Simone de Beauvoir est celle dont le nom résonne avec le plus de force lorsque l’on évoque la dépénalisation de l’avortement avec la loi Veil de 1975. Mais Gisèle Halimi y joue aussi un rôle non-négligeable, et ce dès 1972 avec le procès Bobigny. Très médiatisé, ce procès où elle défend une adolescente qui avait clandestinement avorté suite à un viol, marque les esprits. Un an plus tôt, elle avait signé le manifeste des 343 femmes qui déclarent avoir avorté. On y retrouve aussi Simone de Beauvoir, Violette Leduc ou encore Agnès Varda. Toutes sont dans l’illégalité aux yeux de la loi, et Gisèle Halimi est la seule avocate à signer. Battante, elle l’était pour elle mais surtout pour les autres femmes. Non seulement elle veut dépénaliser l’avortement, mais elle souhaite également instaurer un accès facilité à l’éducation sexuelle, la contraception et la défense gratuite des femmes poursuivies pour avortement. C’est à cette fin qu’elle crée l’organisation « Choisir la cause des femmes » en 1971, avec entre autres Simone de Beauvoir, Christiane Rocheford et Jacques Monod.
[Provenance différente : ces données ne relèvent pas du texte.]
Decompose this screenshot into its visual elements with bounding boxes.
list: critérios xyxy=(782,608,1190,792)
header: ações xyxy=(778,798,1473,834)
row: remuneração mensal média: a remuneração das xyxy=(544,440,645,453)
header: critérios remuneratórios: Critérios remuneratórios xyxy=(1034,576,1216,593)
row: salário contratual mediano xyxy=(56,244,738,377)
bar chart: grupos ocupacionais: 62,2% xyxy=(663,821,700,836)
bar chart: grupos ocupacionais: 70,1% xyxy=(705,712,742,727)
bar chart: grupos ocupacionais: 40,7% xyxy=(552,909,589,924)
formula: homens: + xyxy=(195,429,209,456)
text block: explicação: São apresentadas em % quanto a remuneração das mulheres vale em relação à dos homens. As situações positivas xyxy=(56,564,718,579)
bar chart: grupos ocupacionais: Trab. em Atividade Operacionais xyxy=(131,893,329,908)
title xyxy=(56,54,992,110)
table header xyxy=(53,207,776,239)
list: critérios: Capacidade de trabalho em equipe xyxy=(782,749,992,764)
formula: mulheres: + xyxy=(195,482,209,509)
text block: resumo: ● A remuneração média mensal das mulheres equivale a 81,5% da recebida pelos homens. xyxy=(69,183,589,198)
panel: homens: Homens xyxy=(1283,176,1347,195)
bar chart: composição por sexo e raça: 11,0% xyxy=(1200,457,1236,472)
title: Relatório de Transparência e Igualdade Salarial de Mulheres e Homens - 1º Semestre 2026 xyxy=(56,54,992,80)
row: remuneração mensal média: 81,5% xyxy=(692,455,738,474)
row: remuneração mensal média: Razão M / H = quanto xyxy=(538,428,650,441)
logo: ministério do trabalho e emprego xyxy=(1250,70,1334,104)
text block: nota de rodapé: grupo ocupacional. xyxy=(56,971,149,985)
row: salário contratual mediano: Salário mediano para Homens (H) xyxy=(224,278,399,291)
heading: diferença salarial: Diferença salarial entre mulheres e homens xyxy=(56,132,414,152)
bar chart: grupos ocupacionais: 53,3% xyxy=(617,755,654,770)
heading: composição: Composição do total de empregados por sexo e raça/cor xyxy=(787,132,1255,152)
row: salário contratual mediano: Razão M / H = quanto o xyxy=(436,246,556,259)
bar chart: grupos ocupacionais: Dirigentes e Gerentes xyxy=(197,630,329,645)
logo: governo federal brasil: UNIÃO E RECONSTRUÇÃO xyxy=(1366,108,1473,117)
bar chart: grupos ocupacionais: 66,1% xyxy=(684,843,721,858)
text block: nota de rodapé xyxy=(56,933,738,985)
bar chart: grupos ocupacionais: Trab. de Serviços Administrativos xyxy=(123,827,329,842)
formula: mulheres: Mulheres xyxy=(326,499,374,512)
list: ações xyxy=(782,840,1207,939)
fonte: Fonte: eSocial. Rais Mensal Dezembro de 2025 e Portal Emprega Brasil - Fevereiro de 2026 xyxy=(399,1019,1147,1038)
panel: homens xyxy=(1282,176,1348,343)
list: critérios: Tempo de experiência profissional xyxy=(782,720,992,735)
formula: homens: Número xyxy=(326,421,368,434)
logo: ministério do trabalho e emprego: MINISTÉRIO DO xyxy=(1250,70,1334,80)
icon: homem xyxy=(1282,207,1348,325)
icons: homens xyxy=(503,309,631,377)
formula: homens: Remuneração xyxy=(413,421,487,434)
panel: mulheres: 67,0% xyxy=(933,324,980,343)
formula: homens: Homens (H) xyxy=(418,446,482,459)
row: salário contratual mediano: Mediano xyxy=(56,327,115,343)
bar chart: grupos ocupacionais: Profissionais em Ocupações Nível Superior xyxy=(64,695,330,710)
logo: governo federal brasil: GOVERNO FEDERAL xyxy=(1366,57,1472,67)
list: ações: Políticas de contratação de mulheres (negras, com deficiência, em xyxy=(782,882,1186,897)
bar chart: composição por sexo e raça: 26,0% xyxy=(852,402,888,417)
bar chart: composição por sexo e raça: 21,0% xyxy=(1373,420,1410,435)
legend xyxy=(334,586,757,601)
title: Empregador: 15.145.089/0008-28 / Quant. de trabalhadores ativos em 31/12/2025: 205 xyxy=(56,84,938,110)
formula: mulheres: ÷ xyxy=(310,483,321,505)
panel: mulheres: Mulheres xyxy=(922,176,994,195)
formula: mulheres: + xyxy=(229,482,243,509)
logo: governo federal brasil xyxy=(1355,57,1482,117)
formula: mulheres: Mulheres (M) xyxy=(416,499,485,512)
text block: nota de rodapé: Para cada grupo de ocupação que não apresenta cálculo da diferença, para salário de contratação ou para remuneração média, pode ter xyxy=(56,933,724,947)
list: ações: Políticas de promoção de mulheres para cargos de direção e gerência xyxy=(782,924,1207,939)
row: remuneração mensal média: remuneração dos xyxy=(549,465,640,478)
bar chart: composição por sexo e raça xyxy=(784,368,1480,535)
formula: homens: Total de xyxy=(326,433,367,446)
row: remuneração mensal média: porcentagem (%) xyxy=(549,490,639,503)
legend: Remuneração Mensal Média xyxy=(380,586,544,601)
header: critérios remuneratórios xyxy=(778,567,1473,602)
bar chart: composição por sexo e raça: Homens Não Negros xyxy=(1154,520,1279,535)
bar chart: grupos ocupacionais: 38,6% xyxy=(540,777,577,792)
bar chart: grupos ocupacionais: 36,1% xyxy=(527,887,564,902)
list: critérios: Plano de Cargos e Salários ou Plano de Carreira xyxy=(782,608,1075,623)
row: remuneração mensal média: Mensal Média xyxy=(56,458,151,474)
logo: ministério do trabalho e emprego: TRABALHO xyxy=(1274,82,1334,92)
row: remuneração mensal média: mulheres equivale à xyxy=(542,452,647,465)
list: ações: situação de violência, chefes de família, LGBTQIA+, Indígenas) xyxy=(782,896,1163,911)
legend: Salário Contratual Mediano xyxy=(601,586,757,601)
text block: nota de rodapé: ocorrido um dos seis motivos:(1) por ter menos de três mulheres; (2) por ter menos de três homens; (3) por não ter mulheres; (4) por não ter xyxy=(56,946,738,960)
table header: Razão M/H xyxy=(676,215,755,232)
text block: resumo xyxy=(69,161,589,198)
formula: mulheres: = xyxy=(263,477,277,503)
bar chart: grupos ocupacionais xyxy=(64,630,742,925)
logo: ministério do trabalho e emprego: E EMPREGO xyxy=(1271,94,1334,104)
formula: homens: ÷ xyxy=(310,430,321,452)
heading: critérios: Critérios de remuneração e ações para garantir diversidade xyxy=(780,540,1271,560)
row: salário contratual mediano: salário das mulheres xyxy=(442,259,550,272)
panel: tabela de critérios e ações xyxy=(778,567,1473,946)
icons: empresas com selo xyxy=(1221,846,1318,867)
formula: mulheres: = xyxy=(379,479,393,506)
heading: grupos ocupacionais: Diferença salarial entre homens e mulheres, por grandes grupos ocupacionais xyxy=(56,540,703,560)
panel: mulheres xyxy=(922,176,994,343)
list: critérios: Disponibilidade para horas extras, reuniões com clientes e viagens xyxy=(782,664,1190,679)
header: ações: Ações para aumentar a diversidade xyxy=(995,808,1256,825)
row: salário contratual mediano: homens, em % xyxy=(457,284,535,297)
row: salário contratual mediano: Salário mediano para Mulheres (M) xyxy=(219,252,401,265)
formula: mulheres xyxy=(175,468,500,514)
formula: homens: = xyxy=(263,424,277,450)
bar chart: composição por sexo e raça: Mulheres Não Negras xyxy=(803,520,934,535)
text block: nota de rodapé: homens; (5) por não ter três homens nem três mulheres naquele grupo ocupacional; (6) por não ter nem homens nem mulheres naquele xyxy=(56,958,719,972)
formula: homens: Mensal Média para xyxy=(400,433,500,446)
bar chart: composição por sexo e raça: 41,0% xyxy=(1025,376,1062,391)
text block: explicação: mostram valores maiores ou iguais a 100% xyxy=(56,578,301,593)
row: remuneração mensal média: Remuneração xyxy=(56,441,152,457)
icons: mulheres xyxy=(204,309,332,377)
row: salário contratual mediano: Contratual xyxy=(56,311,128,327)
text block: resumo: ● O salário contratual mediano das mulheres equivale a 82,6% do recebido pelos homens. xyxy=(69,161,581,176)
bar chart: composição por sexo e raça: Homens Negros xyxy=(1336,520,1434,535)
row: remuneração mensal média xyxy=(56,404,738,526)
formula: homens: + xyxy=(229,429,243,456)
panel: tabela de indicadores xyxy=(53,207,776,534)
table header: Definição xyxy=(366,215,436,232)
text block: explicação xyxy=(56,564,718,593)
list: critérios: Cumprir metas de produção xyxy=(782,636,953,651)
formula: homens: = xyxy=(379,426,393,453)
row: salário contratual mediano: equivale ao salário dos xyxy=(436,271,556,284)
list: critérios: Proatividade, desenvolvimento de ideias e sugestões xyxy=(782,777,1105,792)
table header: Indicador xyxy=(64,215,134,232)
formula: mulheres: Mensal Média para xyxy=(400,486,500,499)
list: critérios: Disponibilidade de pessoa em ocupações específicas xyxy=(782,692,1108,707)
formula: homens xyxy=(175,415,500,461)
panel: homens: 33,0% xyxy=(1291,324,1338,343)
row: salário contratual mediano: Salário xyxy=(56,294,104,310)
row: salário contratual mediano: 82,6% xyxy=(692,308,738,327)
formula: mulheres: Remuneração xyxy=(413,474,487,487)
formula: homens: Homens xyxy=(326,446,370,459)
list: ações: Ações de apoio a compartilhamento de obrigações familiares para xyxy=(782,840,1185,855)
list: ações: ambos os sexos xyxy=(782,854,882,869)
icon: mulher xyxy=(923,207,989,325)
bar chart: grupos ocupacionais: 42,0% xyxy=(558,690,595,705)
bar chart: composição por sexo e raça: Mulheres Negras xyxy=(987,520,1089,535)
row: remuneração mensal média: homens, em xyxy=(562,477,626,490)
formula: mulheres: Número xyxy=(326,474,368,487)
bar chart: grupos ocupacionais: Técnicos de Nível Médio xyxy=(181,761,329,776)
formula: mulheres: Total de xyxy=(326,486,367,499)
De plus, le procès d’Aix de 1978 est également un de ceux qui ont fait grand bruit. Sa défense d’un couple de femmes violées par trois hommes, quatre ans avant la date du procès, criminalise le viol en 1980. Ce n’est plus un simple délit.

« Notre destin à toutes, ici, c’est la maternité. Un homme se définit, existe, se réalise, par son travail, par sa création, par l’insertion qu’il a dans le monde social. Une femme, elle, ne se définit que par l’homme qu’elle a épousé et les enfants qu’elle a eus. » Gisèle Hamili, extrait de sa plaidoirie de 1972 dans l’affaire Bobigny.
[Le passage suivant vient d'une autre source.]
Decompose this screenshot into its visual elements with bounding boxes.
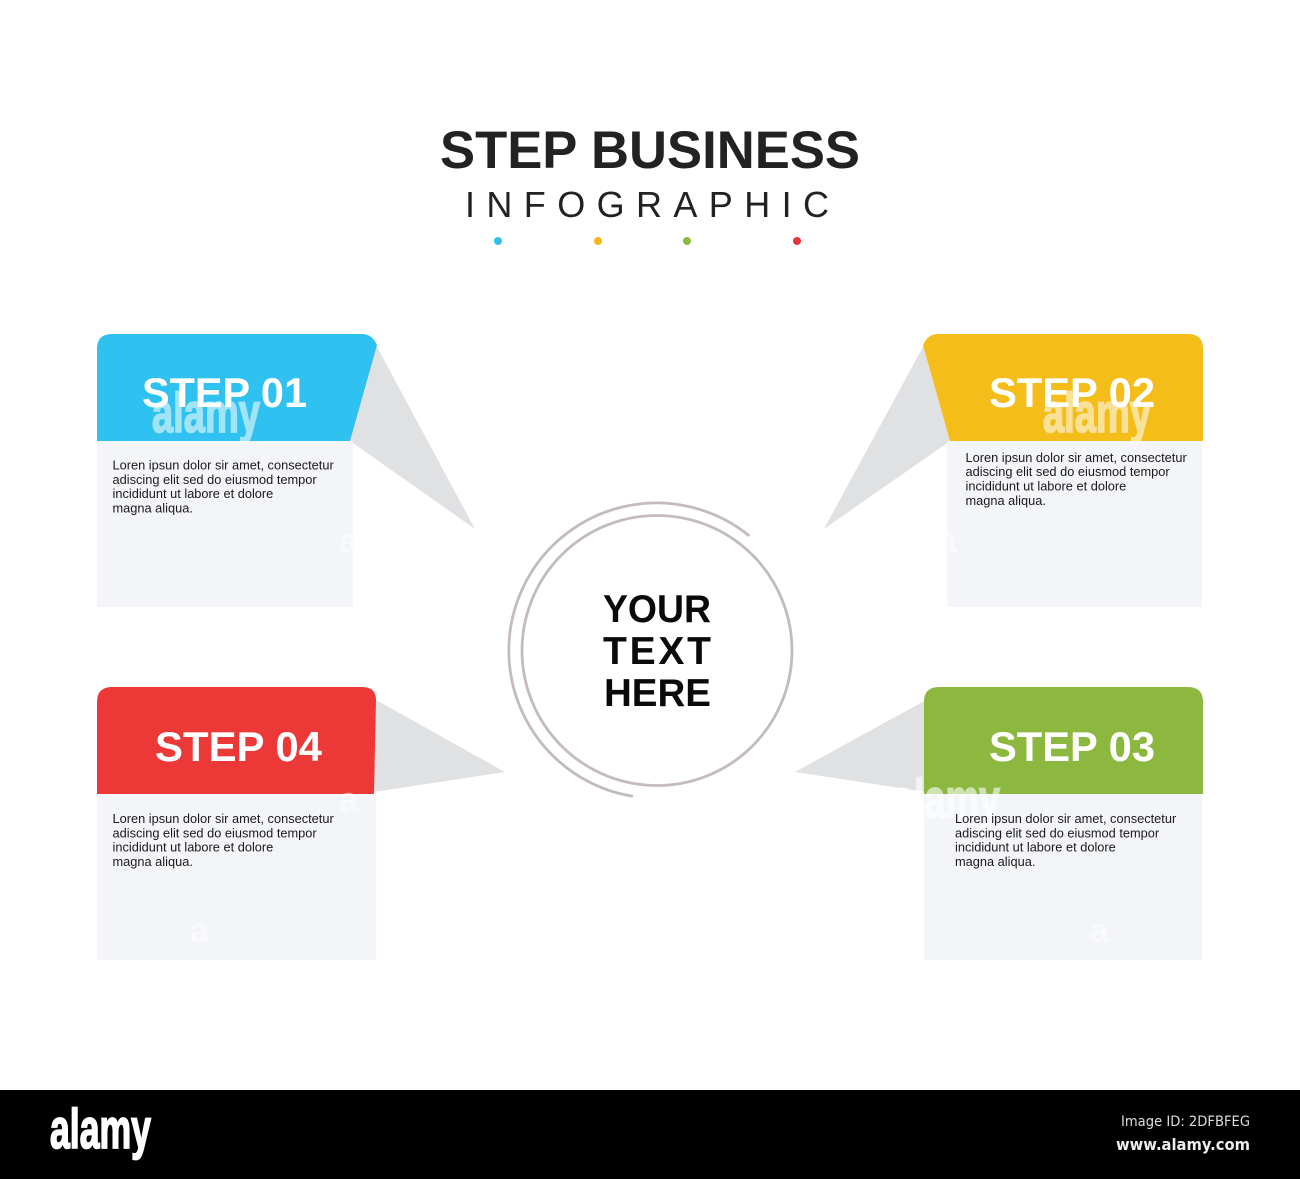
text: step 01: Loren ipsun dolor sir amet, consectetur [112, 458, 334, 472]
watermark letter: step 03: a [1090, 912, 1110, 950]
heading: step 04: STEP 04 [155, 723, 323, 770]
heading: step 02: STEP 02 [989, 369, 1155, 416]
text: step 03: Loren ipsun dolor sir amet, consectetur [955, 811, 1177, 826]
center text: YOUR [603, 588, 711, 631]
panel: step 03 [795, 687, 1203, 960]
center text: TEXT [603, 630, 711, 673]
watermark letter: step 04: a [339, 781, 359, 819]
text: step 02: adiscing elit sed do eiusmod tempor [966, 464, 1170, 479]
text: step 04: Loren ipsun dolor sir amet, consectetur [112, 811, 334, 826]
text: step 01: adiscing elit sed do eiusmod tempor [112, 472, 317, 487]
text: step 03 [955, 811, 1177, 869]
header: step 04 [97, 687, 376, 794]
panel: step 02 [824, 334, 1203, 607]
title [440, 121, 860, 225]
watermark: step 01: alamy [152, 381, 260, 444]
text: step 01: incididunt ut labore et dolore [112, 486, 273, 501]
watermark: step 02: alamy [1043, 381, 1151, 444]
center text: HERE [604, 672, 711, 715]
text: step 01: magna aliqua. [112, 500, 193, 516]
subtitle: INFOGRAPHIC [465, 184, 840, 225]
footer logo: alamy [50, 1097, 151, 1160]
text: step 04: magna aliqua. [112, 854, 193, 869]
header: step 02 [923, 334, 1203, 441]
text: step 02: Loren ipsun dolor sir amet, consectetur [966, 450, 1187, 465]
text: step 02: incididunt ut labore et dolore [966, 478, 1126, 494]
colored dots [494, 237, 801, 245]
text: step 04: incididunt ut labore et dolore [112, 840, 273, 854]
heading: step 01: STEP 01 [142, 369, 307, 416]
outer arc [509, 503, 750, 796]
text: step 04: adiscing elit sed do eiusmod tempor [112, 826, 317, 840]
heading: step 03: STEP 03 [989, 723, 1155, 770]
center circle [509, 503, 792, 796]
text: step 03: magna aliqua. [955, 854, 1035, 869]
header: step 01 [97, 334, 377, 441]
watermark: step 03: alamy [893, 767, 1000, 830]
watermark letter: step 04 lower: a [190, 912, 210, 950]
text: step 03: adiscing elit sed do eiusmod tempor [955, 826, 1160, 840]
pointer: step 03 [795, 700, 926, 792]
text: step 02: magna aliqua. [966, 493, 1046, 508]
body: step 03 [924, 794, 1202, 960]
text: step 04 [112, 811, 334, 869]
header: step 03 [924, 687, 1203, 794]
body: step 04 [97, 794, 376, 960]
pointer: step 01 [350, 345, 475, 529]
watermark letter: step 01: a [339, 522, 359, 560]
image id: Image ID: 2DFBFEG [1121, 1114, 1250, 1130]
website: www.alamy.com [1116, 1135, 1250, 1154]
text: step 02 [966, 450, 1187, 508]
center text [603, 588, 711, 715]
panel: step 04 [97, 687, 505, 960]
pointer: step 02 [824, 345, 950, 529]
watermark letter: step 02: a [938, 522, 958, 560]
text: step 03: incididunt ut labore et dolore [955, 840, 1116, 854]
body: step 02 [947, 441, 1202, 607]
body: step 01 [97, 441, 353, 607]
pointer: step 04 [374, 700, 505, 792]
panel: step 01 [97, 334, 475, 607]
footer bar [0, 1090, 1300, 1179]
title: STEP BUSINESS [440, 121, 860, 180]
text: step 01 [112, 458, 334, 516]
 Photo Michel Artault. Apis. Sygma. Getty Images

Ne nous résignons jamais, encore moins aujourd’hui.

Malheureusement ses mots sonnent encore d’actualité . Nombreux sont ses procès, et surtout ses victoires, qui ont fait bouger les lignes quant aux droits des femmes que nous connaissons aujourd’hui, mais il ne faut rien relâcher.  A  la question : « Comment êtes-vous devenue féministe ? », Gisèle Halimi y répond dans un court essai : Ne vous résignez jamais (2009). Ainsi, lorsque Dupond-Moretti lui rend hommage en disant que « son obsession était la justice pour tous. Et je devrais dire peut-être la justice pour toutes. » on se demande si cette obsession dont il parle n’était pas plutôt une nécessité. Nécessité de sortir de l’injustice due à son genre, nécessité de refuser ce destin tracé, nécessité encore actuelle de se battre pour les droits des femmes – et plus largement des minorités. S’il y a une chose que Gisèle Halimi doit nous léguer, c’est sa rage et sa force sauvage pour se battre contre le patriarcat.